What does Sarah Palin need to do tonight?

One by-product of the Sarah Palin affair is that her speech tonight is vastly more eagerly anticipated than the address John McCain will give on Thursday night. As any Broadway producer can tell you, it’s quite something when the understudy takes top billing from the headline star. That’s not always a good thing. Then again, she’s the new kid on the block, whereas McCain’s been around for decades. No-one in their right mind queued up to see John Edwards in 2004 or Lieberman and Cheney in 2000 did they? Sarah Palin is already ahead of them, then…
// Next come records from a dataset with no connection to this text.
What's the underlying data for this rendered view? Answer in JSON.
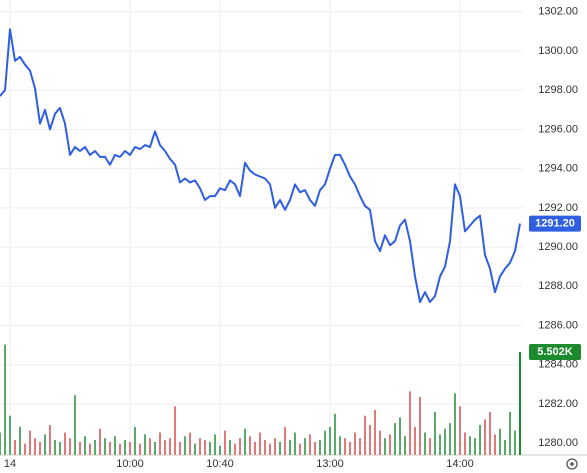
{
  "chart_data": {
    "type": "line",
    "categories": [
      null,
      null,
      "14",
      null,
      null,
      null,
      null,
      null,
      null,
      null,
      null,
      null,
      null,
      null,
      null,
      null,
      null,
      null,
      null,
      null,
      null,
      null,
      null,
      null,
      null,
      null,
      "10:00",
      null,
      null,
      null,
      null,
      null,
      null,
      null,
      null,
      null,
      null,
      null,
      null,
      null,
      null,
      null,
      null,
      null,
      "10:40",
      null,
      null,
      null,
      null,
      null,
      null,
      null,
      null,
      null,
      null,
      null,
      null,
      null,
      null,
      null,
      null,
      null,
      null,
      null,
      null,
      null,
      "13:00",
      null,
      null,
      null,
      null,
      null,
      null,
      null,
      null,
      null,
      null,
      null,
      null,
      null,
      null,
      null,
      null,
      null,
      null,
      null,
      null,
      null,
      null,
      null,
      null,
      null,
      "14:00",
      null,
      null,
      null,
      null,
      null,
      null,
      null,
      null,
      null,
      null,
      null,
      null
    ],
    "series": [
      {
        "color": "#2f5fe0",
        "values": [
          1297.7,
          1298.0,
          1301.1,
          1299.5,
          1299.7,
          1299.3,
          1299.0,
          1298.1,
          1296.3,
          1297.0,
          1296.0,
          1296.8,
          1297.1,
          1296.3,
          1294.7,
          1295.1,
          1294.9,
          1295.1,
          1294.7,
          1294.9,
          1294.6,
          1294.6,
          1294.2,
          1294.7,
          1294.6,
          1294.9,
          1294.7,
          1295.1,
          1295.0,
          1295.2,
          1295.1,
          1295.9,
          1295.2,
          1294.9,
          1294.5,
          1294.2,
          1293.3,
          1293.5,
          1293.3,
          1293.4,
          1293.0,
          1292.4,
          1292.6,
          1292.6,
          1293.0,
          1292.9,
          1293.4,
          1293.2,
          1292.6,
          1294.3,
          1293.9,
          1293.7,
          1293.6,
          1293.5,
          1293.2,
          1292.0,
          1292.4,
          1291.9,
          1292.4,
          1293.2,
          1292.8,
          1292.9,
          1292.4,
          1292.1,
          1292.9,
          1293.2,
          1294.0,
          1294.7,
          1294.7,
          1294.2,
          1293.6,
          1293.2,
          1292.6,
          1292.1,
          1291.9,
          1290.3,
          1289.8,
          1290.6,
          1290.1,
          1290.3,
          1291.1,
          1291.4,
          1290.3,
          1288.5,
          1287.2,
          1287.7,
          1287.2,
          1287.5,
          1288.5,
          1289.0,
          1290.3,
          1293.2,
          1292.6,
          1290.8,
          1291.1,
          1291.4,
          1291.6,
          1289.6,
          1288.9,
          1287.7,
          1288.5,
          1288.9,
          1289.2,
          1289.8,
          1291.2
        ],
        "last_value_label": "1291.20"
      },
      {
        "type": "bar",
        "axis": "y2",
        "up_color": "#5aa86a",
        "down_color": "#e07a7a",
        "last_color": "#1e8a2e",
        "values": [
          1200,
          5900,
          2100,
          800,
          1500,
          600,
          1300,
          900,
          700,
          1100,
          1600,
          800,
          700,
          1200,
          900,
          3200,
          700,
          1000,
          600,
          800,
          1400,
          900,
          700,
          1000,
          600,
          800,
          700,
          1500,
          600,
          1100,
          900,
          700,
          1200,
          800,
          900,
          2600,
          700,
          1000,
          1200,
          600,
          900,
          800,
          700,
          1100,
          500,
          1300,
          800,
          600,
          900,
          1400,
          1000,
          700,
          1200,
          800,
          600,
          900,
          700,
          1500,
          800,
          1200,
          600,
          900,
          1100,
          700,
          800,
          1300,
          1500,
          2200,
          1000,
          900,
          700,
          1200,
          900,
          2100,
          1600,
          2400,
          1300,
          900,
          1100,
          1700,
          2000,
          1000,
          3400,
          1500,
          3100,
          1200,
          900,
          2300,
          1100,
          1400,
          1700,
          3300,
          2600,
          1200,
          1000,
          900,
          1600,
          1900,
          2300,
          1100,
          1400,
          800,
          2300,
          1300,
          5502
        ],
        "last_value_label": "5.502K"
      }
    ],
    "ylim": [
      1279.4,
      1302.6
    ],
    "yticks": [
      {
        "value": 1280,
        "label": "1280.00"
      },
      {
        "value": 1282,
        "label": "1282.00"
      },
      {
        "value": 1284,
        "label": "1284.00"
      },
      {
        "value": 1286,
        "label": "1286.00"
      },
      {
        "value": 1288,
        "label": "1288.00"
      },
      {
        "value": 1290,
        "label": "1290.00"
      },
      {
        "value": 1292,
        "label": "1292.00"
      },
      {
        "value": 1294,
        "label": "1294.00"
      },
      {
        "value": 1296,
        "label": "1296.00"
      },
      {
        "value": 1298,
        "label": "1298.00"
      },
      {
        "value": 1300,
        "label": "1300.00"
      },
      {
        "value": 1302,
        "label": "1302.00"
      }
    ],
    "y2lim": [
      0,
      24300
    ],
    "grid": true
  }
}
So what does she need to do tonight? For what little it’s worth:

  1. The Three Cs: Confident, Comfortable and in Control.  If she can seem at home at the podium and is neither over-awed by the rapturous reception she receives, nor overwhelmed by the occasion and sudden responsiblity she bears, then she’ll go a long way towards reassuring at least some voters.
  2. Be natural.  There’s no point her getting into too much policy detail. Chances are it will sound phoney. But there musn’t be a girly “pinch-me-so-I-know-I’m-not-dreaming” quality to her speech either. She must avoid any hint of the Sally Field “You like me! You really like me!” debacle.
  3. There’s no need to overdo the “I’m Ready” stuff. Her appeal rests on other qualities.
  4. Make a virtue of what the media perceives to be her weakness: her very ordinaryness. She is not from Washington, not like those other guys. She demonstrates the great diversity of America – not in terms of gender, but in geography and the many ways in which Americans can find their way to the top, often in the least likely circumstances.
  5. They say she’s just a small town mayor. Well, hell, yeah, damn straight. That’s the point. Every Vice-Presidential nominee in recent memory was a Washington figure: Biden, Edwards, Cheney, Lieberman, Gore, Kemp, Quayle, Bentsen, Ferraro, Bush, Mondale, Dole. Don’t you think it’s time for a change? Don’t you think it’s time for a different kind of politician?
  6. So, yes, she’s just a young woman from a small town in a small state far away from Washington. But Alaskan values are American values: the values of the frontier and the pioneering spirit. Stress that she’s from the “Real America” – the America you all live in. As a Mayor, she understands the things “ordinary” people worry about everyday. And as a Governor – one of a select club that only has 50 members – she’s seen the need for reform and understands what Washington needs to do for the states – and what Washington needs to leave to the states.
  7. Emphasise that she believes in challenging the status quo. Just like John McCain.
  8. John McCain is a real American hero; I’m just a real American proud to serve my country.
  9. Faith. Family. Country. How can you go wrong with that?

And, of course, the media pundits have so lowered expectations that I’d bet that, unless something goes grievously wrong, she’s going to clear the expectations bar. God help me, I may even stay up and live-blog the damn thing…

UPDATE: Mike Crowley has (characteristically good) related thoughts, here.